Between “I” and “we”, I prefer “we”.
The Venezuelan philologist Andres Bello He wrote that grammar allows us to find out what is happening in the soul of the speaker. And the same thing does not happen in the soul of those who choose the first person singular as in the soul of those who prefer its plural.
Carlos Alcaraz declared on June 2, after beating the Canadian Felix Auger-Aliassime at Roland Garros: “A Grand Slam quarterfinal is a very good result, but if we think it is a good result we are left with a mediocre player. (…) We reached the quarterfinals and we are already thinking about what we can do to reach the semis.”
The Murcian tennis player speaks in plural as part of a team (coach, doctor, physiotherapist, agent…); and use the us implicit even if only he holds the racket and even if the concordances of his statement produce some incoherence (“if we think it is a good result we are left with a mediocre player”).
Many years before, the cyclist Perico Delgado was already systematically resorting to that formula: “Today we can become leaders in the general classification,” he declared despite the fact that the Tour leader was only one. And Miguel Induráin continued down that path: “We had some difficulty on the slope, but then we recovered.” In a time trial stage! Neither one nor the other expressed a plural of modesty (which avoids highlighting the I) nor a sociative plural (the one that encompasses the interlocutor), but the plural of someone who wishes to share an individual merit with other people. A strategic plural.
The Tour is won by a single runner, a single tennis player wins at Roland Garros, but they will always need the support and faith of a team.
Dani Carvajal and Nacho Fernández, captains of Madrid, spoke In us after winning the last European Cup. Six years ago, Cristiano Ronaldo did it in me
These subtleties can also be appreciated in everyday life. There are those who respond to their friends when they are interested in where they were on vacation: “I went to Cancun.” However, perhaps her companion will answer a similar question in the office: “We went to Cancun.” Both traveled with different grammatical souls.

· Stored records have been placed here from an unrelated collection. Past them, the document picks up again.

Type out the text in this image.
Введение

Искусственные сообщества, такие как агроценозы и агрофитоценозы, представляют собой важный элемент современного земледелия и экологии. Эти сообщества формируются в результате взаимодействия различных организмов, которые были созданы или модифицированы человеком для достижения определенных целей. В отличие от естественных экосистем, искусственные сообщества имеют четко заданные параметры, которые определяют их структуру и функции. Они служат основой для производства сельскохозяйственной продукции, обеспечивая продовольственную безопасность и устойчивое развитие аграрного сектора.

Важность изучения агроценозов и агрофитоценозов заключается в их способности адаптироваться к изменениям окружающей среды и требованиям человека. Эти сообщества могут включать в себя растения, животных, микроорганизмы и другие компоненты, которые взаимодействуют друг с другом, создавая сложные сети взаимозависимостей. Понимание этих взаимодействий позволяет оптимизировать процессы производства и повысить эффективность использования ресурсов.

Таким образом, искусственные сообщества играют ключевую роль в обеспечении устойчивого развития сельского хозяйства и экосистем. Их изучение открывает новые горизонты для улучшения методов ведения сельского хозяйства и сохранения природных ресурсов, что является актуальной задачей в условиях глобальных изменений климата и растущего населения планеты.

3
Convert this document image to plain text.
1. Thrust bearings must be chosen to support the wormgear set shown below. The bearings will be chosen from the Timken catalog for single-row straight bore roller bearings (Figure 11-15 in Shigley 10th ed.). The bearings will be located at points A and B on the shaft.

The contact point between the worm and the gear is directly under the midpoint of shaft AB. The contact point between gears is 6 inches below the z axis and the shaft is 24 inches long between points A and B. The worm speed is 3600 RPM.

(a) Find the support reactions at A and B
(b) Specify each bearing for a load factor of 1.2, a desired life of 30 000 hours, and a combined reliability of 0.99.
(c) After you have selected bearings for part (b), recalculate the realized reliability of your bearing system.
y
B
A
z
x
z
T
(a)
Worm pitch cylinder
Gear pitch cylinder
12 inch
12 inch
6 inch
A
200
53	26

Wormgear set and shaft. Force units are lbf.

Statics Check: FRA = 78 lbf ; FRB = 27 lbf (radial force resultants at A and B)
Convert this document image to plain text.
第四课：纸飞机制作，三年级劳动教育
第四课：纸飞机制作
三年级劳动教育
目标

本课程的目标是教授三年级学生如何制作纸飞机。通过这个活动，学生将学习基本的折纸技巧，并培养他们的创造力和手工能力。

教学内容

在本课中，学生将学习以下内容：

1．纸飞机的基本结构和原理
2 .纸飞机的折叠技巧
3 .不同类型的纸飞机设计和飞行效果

The Cuban musician Pedro Junco created the bolero Us 81 years ago, when he was barely 23. He had been rushed from Pinar del Río to a hospital in Havana due to respiratory problems that were feared to be tuberculosis, which was incurable at the time. He could never see her beloved again, so as not to infect her. The days went by and he couldn’t find a way to communicate her absence because they both had a secret relationship in front of everyone, due to the opposition of her family. If he wrote to her, her father would intercept the letter. So he decided to create a song and ask the performer Tony Chiroldes to present it on the local radio program that the young woman listened to every night; and, logically, to mention him as the author. In this way, the bolero that they would later record The Panchos either Luis Miguel It was heard for the first time on April 25, 1943 at the Pinar del Río Radio Station: “We, who love each other so much, must separate, don’t ask me again.” (…) “I swear to you that I adore you, and in the name of this love and for your good I say goodbye to you. Us…”.
The woman finally found out what was happening and went to the hospital. There they told him that Junco had just died. She was left with that as an inheritance. us who survived his death. A pronoun that sometimes beats strongly in the depths of our grammatical soul.